年内に売りたい!でも税金は先延ばししたい!という場合の裏ワザとは?

 最後に筆者がいつも使っているテクニックをお伝えします。これを使えば、今年に払わなければならないはずの税金を、翌年に先延ばしすることができるのです。

 それは信用取引を活用する方法です。

 例えば1,000円で1,000株保有している株が3,300円まで上昇した後、下降トレンドに転じ、現在3,000円の株価になっているとしましょう。

 筆者であれば、下降トレンドに転じたら保有株はすぐ売るというルールを設けていますので、この場合もすぐ売らなければなりません。

 しかし、この状況で売ると、売却益に対して(3,000円-1,000円)×1,000株×20.315%=40万6,300円の税金がかかります(手数料、諸費用は無視しています)。

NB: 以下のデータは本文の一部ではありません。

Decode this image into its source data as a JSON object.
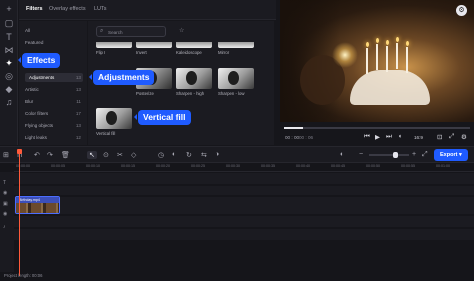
{
  "rail": {
    "items": [
      {
        "icon": "plus-icon",
        "glyph": "+"
      },
      {
        "icon": "media-icon",
        "glyph": "▢"
      },
      {
        "icon": "text-icon",
        "glyph": "T"
      },
      {
        "icon": "transitions-icon",
        "glyph": "⋈"
      },
      {
        "icon": "effects-icon",
        "glyph": "✦"
      },
      {
        "icon": "filters-icon",
        "glyph": "◎"
      },
      {
        "icon": "stickers-icon",
        "glyph": "◆"
      },
      {
        "icon": "music-icon",
        "glyph": "♫"
      }
    ]
  },
  "filter_panel": {
    "tabs": [
      {
        "label": "Filters",
        "active": true
      },
      {
        "label": "Overlay effects",
        "active": false
      },
      {
        "label": "LUTs",
        "active": false
      }
    ],
    "categories": [
      {
        "label": "All",
        "count": "",
        "active": false
      },
      {
        "label": "Featured",
        "count": "",
        "active": false
      },
      {
        "label": "",
        "count": "",
        "active": false
      },
      {
        "label": "",
        "count": "",
        "active": false
      },
      {
        "label": "",
        "count": "",
        "active": false
      },
      {
        "label": "Adjustments",
        "count": "13",
        "active": true
      },
      {
        "label": "Artistic",
        "count": "13",
        "active": false
      },
      {
        "label": "Blur",
        "count": "11",
        "active": false
      },
      {
        "label": "Color filters",
        "count": "17",
        "active": false
      },
      {
        "label": "Flying objects",
        "count": "13",
        "active": false
      },
      {
        "label": "Light leaks",
        "count": "12",
        "active": false
      }
    ],
    "search_placeholder": "Search",
    "thumbs_row1": [
      "Flip I",
      "Invert",
      "Kaleidoscope",
      "Mirror"
    ],
    "thumbs_row2": [
      "Posterize",
      "Sharpen - high",
      "Sharpen - low"
    ],
    "thumbs_row3": [
      "Vertical fill"
    ]
  },
  "callouts": {
    "effects": "Effects",
    "adjustments": "Adjustments",
    "vertical_fill": "Vertical fill"
  },
  "preview": {
    "time_current": "00 : 00",
    "time_total": "00 : 06",
    "aspect": "16:9",
    "progress": 0.1
  },
  "toolbar": {
    "export_label": "Export"
  },
  "timeline": {
    "ticks": [
      "00:00:00",
      "00:00:05",
      "00:00:10",
      "00:00:15",
      "00:00:20",
      "00:00:25",
      "00:00:30",
      "00:00:35",
      "00:00:40",
      "00:00:45",
      "00:00:50",
      "00:00:55",
      "00:01:00"
    ],
    "clip_name": "Birthday.mp4",
    "project_length": "Project length: 00:06"
  }
}
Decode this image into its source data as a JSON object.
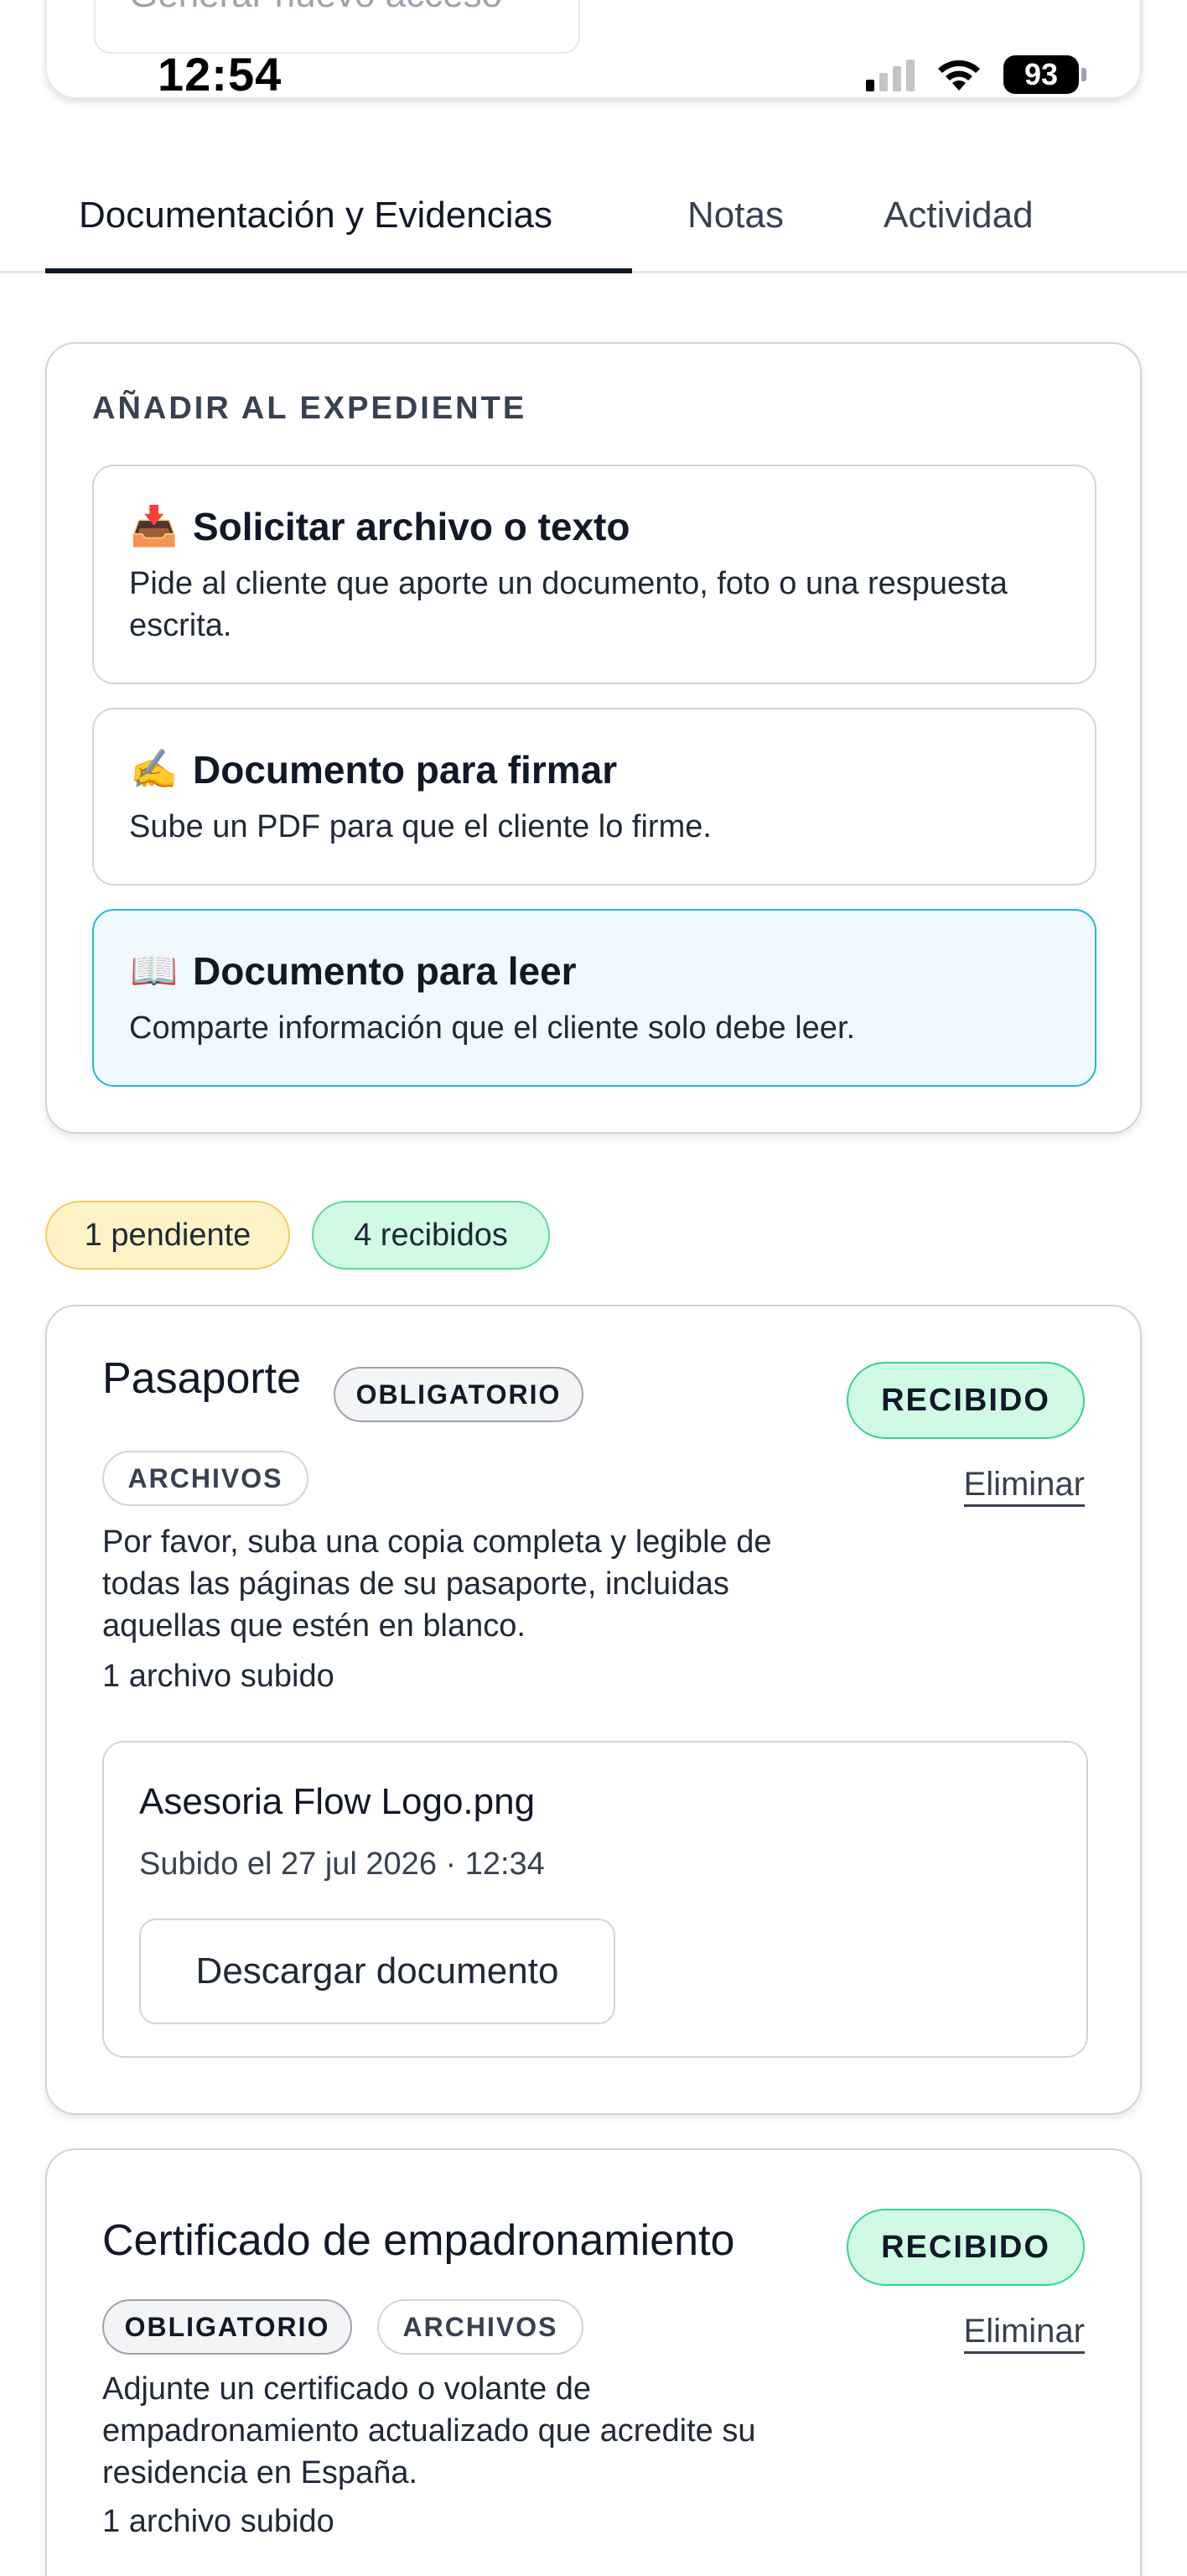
{
  "status_bar": {
    "time": "12:54",
    "battery": "93"
  },
  "top_card": {
    "new_access_button": "Generar nuevo acceso"
  },
  "tabs": [
    {
      "label": "Documentación y Evidencias",
      "active": true
    },
    {
      "label": "Notas",
      "active": false
    },
    {
      "label": "Actividad",
      "active": false
    }
  ],
  "add_section": {
    "title": "AÑADIR AL EXPEDIENTE",
    "options": [
      {
        "emoji": "📥",
        "title": "Solicitar archivo o texto",
        "description": "Pide al cliente que aporte un documento, foto o una respuesta escrita."
      },
      {
        "emoji": "✍️",
        "title": "Documento para firmar",
        "description": "Sube un PDF para que el cliente lo firme."
      },
      {
        "emoji": "📖",
        "title": "Documento para leer",
        "description": "Comparte información que el cliente solo debe leer."
      }
    ]
  },
  "counts": {
    "pending": "1 pendiente",
    "received": "4 recibidos"
  },
  "documents": [
    {
      "title": "Pasaporte",
      "tags": [
        "OBLIGATORIO",
        "ARCHIVOS"
      ],
      "status": "RECIBIDO",
      "delete_label": "Eliminar",
      "description": "Por favor, suba una copia completa y legible de todas las páginas de su pasaporte, incluidas aquellas que estén en blanco.",
      "count": "1 archivo subido",
      "file": {
        "name": "Asesoria Flow Logo.png",
        "date": "Subido el 27 jul 2026 · 12:34",
        "download_label": "Descargar documento"
      }
    },
    {
      "title": "Certificado de empadronamiento",
      "tags": [
        "OBLIGATORIO",
        "ARCHIVOS"
      ],
      "status": "RECIBIDO",
      "delete_label": "Eliminar",
      "description": "Adjunte un certificado o volante de empadronamiento actualizado que acredite su residencia en España.",
      "count": "1 archivo subido"
    }
  ],
  "colors": {
    "accent_selected_border": "#22b8d8",
    "received_green": "#d1fae5",
    "pending_yellow": "#fef3c7"
  }
}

 でもこの時、保有株を売却するのではなく、同じ株を同じ株数空売りするのです。買いと売りが同株数となりますから、どれだけ株価が今後変動しても事実上新たな損益は生じません。

 つまり、保有株を売らずに保有したまま空売りすることで、売却したのと同じ効果が得られるのです。これを「ツナギ売り」と言ったりします。

ツナギ売りをすれば利益の実現を先送りできる

 そしてこの、ツナギ売りこそが、税金を先送りする手法となっているのです。

 冒頭で、株式投資の税金は売却して実現しないと発生しないと書きました。先のケースでは、空売り(ツナギ売り)をしただけで、保有株は保有したまま売却していません。

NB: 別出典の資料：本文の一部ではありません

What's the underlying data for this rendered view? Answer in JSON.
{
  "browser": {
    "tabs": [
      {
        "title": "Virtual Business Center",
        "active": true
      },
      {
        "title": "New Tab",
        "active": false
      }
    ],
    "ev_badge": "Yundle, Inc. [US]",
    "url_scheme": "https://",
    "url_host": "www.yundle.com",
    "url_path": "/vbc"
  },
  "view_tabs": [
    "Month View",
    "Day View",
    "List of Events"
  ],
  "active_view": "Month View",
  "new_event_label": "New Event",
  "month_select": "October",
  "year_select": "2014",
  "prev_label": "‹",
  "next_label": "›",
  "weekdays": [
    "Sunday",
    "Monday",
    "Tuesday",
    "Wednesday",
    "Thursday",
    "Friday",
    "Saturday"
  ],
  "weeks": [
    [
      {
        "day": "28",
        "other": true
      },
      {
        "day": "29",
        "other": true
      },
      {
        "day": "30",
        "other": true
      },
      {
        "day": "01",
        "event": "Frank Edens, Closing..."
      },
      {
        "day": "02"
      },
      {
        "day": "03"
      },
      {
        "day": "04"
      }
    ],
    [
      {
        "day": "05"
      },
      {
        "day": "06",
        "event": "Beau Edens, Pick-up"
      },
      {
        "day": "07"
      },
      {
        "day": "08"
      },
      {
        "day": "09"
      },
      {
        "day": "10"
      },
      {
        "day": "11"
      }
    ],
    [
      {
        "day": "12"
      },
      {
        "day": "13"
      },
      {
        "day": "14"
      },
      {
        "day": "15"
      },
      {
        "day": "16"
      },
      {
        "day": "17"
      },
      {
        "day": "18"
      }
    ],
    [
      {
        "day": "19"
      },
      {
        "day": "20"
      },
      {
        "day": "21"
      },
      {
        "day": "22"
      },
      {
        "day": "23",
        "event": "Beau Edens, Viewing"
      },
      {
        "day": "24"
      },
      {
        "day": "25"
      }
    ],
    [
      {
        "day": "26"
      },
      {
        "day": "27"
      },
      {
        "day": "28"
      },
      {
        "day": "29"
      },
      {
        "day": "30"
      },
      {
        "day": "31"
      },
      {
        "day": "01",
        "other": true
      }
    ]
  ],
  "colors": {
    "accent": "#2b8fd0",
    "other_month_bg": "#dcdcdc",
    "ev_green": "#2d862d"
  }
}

 そのため、売却したら生じたはずの約40万円の税金を先送りすることができるのです。

 株式投資では利益に課税されますが、損失は3年間しか繰り越すことができません。そして、株式投資でどれだけの成果を出せるかは、マーケット環境次第という面もあります。

 それならば、今後発生するかもしれない損失に備えて、利益はできる限り先送りした方が税金面でも、資金繰りの面でも有利です。

 ただし、ツナギ売りは信用口座を持っていないと実行することはできませんし、空売りができる銘柄でないと実行できません。また、空売りをすることにより多少の追加コストは生じます。
それでも筆者は、空売りできる銘柄についてはこのツナギ売りを活用し、利益をできるだけ先延ばしするようにしています。